Invited Paper OF+EL+SS+SC-WeM1
Interfaces between Metals and Conjugated Organic Materials: From Physisorption to Covalent Bonding

Wednesday, November 6, 2002, 8:20 am, Room C-102

Session: Metal-Organic Interfaces
Presenter: N. Koch, Princeton University
Authors: N. Koch, Princeton University
J. Ghijsen, Facultes Universitaires Notre-Dame de la Paix, Belgium
A. Rajagopal, Rutgers University
C. Chan, Princeton University
J.J. Pireaux, Facultes Universitaires Notre-Dame de la Paix, Belgium
J. Schwartz, Princeton University
A. Kahn, Princeton University
Correspondent: Click to Email
The electronic properties of interfaces formed between conjugated organic materials (polymers and small molecules) and other organic and inorganic materials are of paramount importance in terms of the performance of organic-based devices (e.g., light emitting diodes, thin film transistors). The alignment of energy levels at such interfaces is a direct consequence of the physical and chemical interactions between the materials.
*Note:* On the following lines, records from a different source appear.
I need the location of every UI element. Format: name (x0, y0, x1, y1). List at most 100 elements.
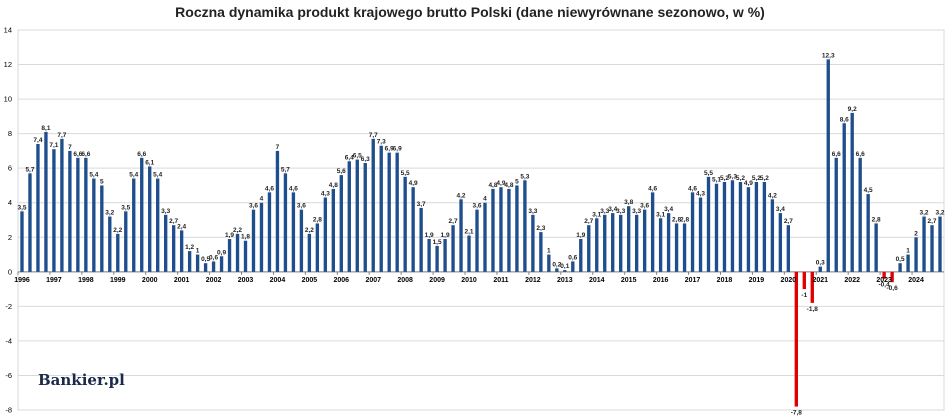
bar (44, 131, 48, 272)
y-tick-label: 14 (4, 26, 12, 35)
data-label: 5,2 (720, 175, 729, 182)
data-label: 5,3 (520, 173, 529, 180)
data-label: 3,4 (776, 206, 785, 213)
data-label: 7,1 (49, 142, 58, 149)
data-label: 2,2 (233, 227, 242, 234)
bar (291, 192, 296, 272)
bar (850, 112, 854, 272)
x-tick-label: 2024 (908, 277, 924, 284)
bar (219, 256, 224, 272)
data-label: 4,2 (768, 192, 777, 199)
x-tick-label: 2002 (206, 277, 222, 284)
bar (690, 192, 695, 272)
bar (20, 211, 24, 272)
bar (315, 223, 320, 272)
data-label: 1,9 (441, 232, 450, 239)
bar (164, 214, 168, 272)
x-tick-label: 2010 (461, 277, 477, 284)
data-label: 2,2 (305, 227, 314, 234)
data-label: 9,2 (848, 106, 857, 113)
bar (132, 178, 136, 272)
data-label: 4,2 (457, 192, 466, 199)
bar (571, 261, 575, 272)
bar (60, 138, 64, 272)
bar (682, 223, 687, 272)
data-label: 5,4 (89, 172, 98, 179)
data-label: 0,5 (201, 256, 210, 263)
data-label: 6,6 (832, 151, 841, 158)
data-label: 4,5 (864, 187, 873, 194)
data-label: 5,5 (704, 170, 713, 177)
bar (627, 206, 631, 272)
bar (195, 254, 200, 272)
x-tick-label: 2022 (844, 277, 860, 284)
data-label: 3,8 (624, 199, 633, 206)
data-label: 5,7 (281, 166, 290, 173)
bar (395, 152, 399, 272)
data-label: 2,7 (784, 218, 793, 225)
data-label: 1,9 (425, 232, 434, 239)
data-label: -0,4 (879, 282, 891, 289)
bar (930, 225, 934, 272)
data-label: 6,9 (385, 146, 394, 153)
data-label: 5,4 (153, 172, 162, 179)
data-label: 1 (547, 248, 551, 255)
bar (698, 197, 703, 272)
data-label: 5,4 (129, 172, 138, 179)
bar (379, 145, 383, 272)
data-label: 6,9 (393, 146, 402, 153)
bar (116, 233, 120, 272)
data-label: 3,6 (640, 203, 649, 210)
bar (587, 225, 591, 272)
chart-title: Roczna dynamika produkt krajowego brutto… (175, 4, 765, 20)
bar (267, 192, 272, 272)
bar (347, 161, 351, 272)
data-label: 1,9 (576, 232, 585, 239)
data-label: 8,1 (41, 125, 50, 132)
bar (858, 157, 862, 272)
data-label: 2 (914, 230, 918, 237)
bar (706, 176, 711, 272)
bar (874, 223, 878, 272)
data-label: 5,3 (728, 173, 737, 180)
x-tick-label: 2023 (876, 277, 892, 284)
data-label: 6,5 (353, 153, 362, 160)
data-label: 4,9 (409, 180, 418, 187)
bar (443, 239, 447, 272)
bar (251, 209, 256, 272)
bar (842, 123, 846, 272)
bar (323, 197, 328, 272)
data-label: 6,6 (137, 151, 146, 158)
bar (363, 163, 367, 272)
x-tick-label: 2005 (302, 277, 318, 284)
data-label: 4,8 (488, 182, 497, 189)
bar (211, 261, 216, 272)
data-label: -0,6 (887, 285, 899, 292)
data-label: 4,9 (744, 180, 753, 187)
data-label: 3,7 (417, 201, 426, 208)
data-label: 5 (515, 178, 519, 185)
bar (28, 173, 32, 272)
bar (746, 187, 751, 272)
data-label: 3,3 (600, 208, 609, 215)
data-label: 7 (68, 144, 72, 151)
bar (331, 188, 335, 272)
x-tick-label: 2015 (621, 277, 637, 284)
data-label: 3,5 (121, 204, 130, 211)
data-label: 1 (906, 248, 910, 255)
x-tick-label: 1999 (110, 277, 126, 284)
bar (898, 263, 902, 272)
y-tick-label: -6 (5, 371, 12, 380)
bar (642, 209, 647, 272)
bar (140, 157, 144, 272)
data-label: 3,3 (616, 208, 625, 215)
x-tick-label: 2021 (812, 277, 828, 284)
bar (595, 218, 599, 272)
bar (307, 233, 312, 272)
bar (235, 233, 240, 272)
data-label: 6,6 (856, 151, 865, 158)
data-label: -1,8 (807, 306, 819, 313)
data-label: 1,9 (225, 232, 234, 239)
bar (778, 213, 783, 272)
bar (403, 176, 407, 272)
Using mainly photoemission spectroscopy (PES), we show that the nature of interaction between low work function metals and phenylene-based electroluminescent oligomers and polymers covers the whole range from physisorption (aluminum and samarium) to chemical reduction (calcium), and to charge transfer reactions (alkali metals). Although PES is a very powerful experimental tool to determine electronic properties of interfaces, great care must be taken in the interpretation of the data when wide band-gap materials, such as conjugated organic materials, are being investigated. We demonstrate that the observation by PES of a finite density of occupied states at the Fermi-level on an organic film in which alkali metal atoms have been intercalated does not necessarily imply metallicity nor the presence of negative polarons (radical anions), as previously proposed. From a combination of ultraviolet PES and Kelvin probe measurements, evidence is obtained that the substrate and the surface of the organic film are not necessarily in thermodynamic equilibrium, leading to potential misinterpretations of the Fermi level position at the surface of organic films.